Identifying as an Afro-Honduran, David said she faced many prejudices from both the Black and Spanish communities.
“You know they’re going to hate you,” said one of her co-workers on the first day of her first job. “The Spanish are going to hate you because you’re Black and Black people are going to hate you because you’re Spanish,” he continued.

That didn’t intimidate her despite the harsh words. “I always had that little fire and discrimination throughout my life even far back in Honduras,” David said.

In the Latino Community, there is hostility, intolerance, and discrimination against Black people due to a long history of racism and colorism, according to David. Unfortunately, blackness is often demonized and deemed inferior.

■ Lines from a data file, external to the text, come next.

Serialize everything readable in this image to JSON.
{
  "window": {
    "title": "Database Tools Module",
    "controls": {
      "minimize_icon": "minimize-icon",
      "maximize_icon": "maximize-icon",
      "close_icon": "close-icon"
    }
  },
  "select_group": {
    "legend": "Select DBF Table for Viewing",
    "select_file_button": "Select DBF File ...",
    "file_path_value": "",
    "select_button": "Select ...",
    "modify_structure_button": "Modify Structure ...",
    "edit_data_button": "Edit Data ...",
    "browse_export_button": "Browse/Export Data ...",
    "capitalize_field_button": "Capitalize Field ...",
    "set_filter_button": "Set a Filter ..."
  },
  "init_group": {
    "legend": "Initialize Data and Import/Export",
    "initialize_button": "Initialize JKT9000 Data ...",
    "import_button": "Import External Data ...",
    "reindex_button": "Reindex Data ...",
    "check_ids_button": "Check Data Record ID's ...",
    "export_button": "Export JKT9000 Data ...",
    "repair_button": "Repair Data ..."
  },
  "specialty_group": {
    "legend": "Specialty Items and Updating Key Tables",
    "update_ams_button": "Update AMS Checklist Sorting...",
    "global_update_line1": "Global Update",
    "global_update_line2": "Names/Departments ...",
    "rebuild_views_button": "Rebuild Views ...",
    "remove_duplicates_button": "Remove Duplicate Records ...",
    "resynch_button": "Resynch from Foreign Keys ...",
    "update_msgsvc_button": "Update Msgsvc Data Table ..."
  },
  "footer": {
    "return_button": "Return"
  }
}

“There’s always discrimination, especially among children. My mother when she had her first child, who is very light-skinned and my mother is dark-skinned, she was often accused of possibly kidnapping [her],” David said.

Afro-Latinos today are pushing back against centuries of colorism within their communities. Carmen Cosme, an Assistant Professor of Spanish and Afro-Latin American and Caribbean studies at Xavier identifies herself as an Afro-Dominican woman and studies experiences of Afro-Latinos. She encouraged the community to embrace both identity and ethnicity.

“Being here in this room is a privilege. Because once you go outside as a professional, as an artist, as a professor, as students of the world you face some difficult situations and we have to teach you that because of who you are,” Cosme said.

Despite the challenges she faces, David said she is proud to be a Garifuna woman. Celebrating the community’s rich heritage is part of keeping the culture alive.

“The Black experience that Afro-descendants experience is almost the same everywhere in the world. There’s always that struggle to be counted,” David said.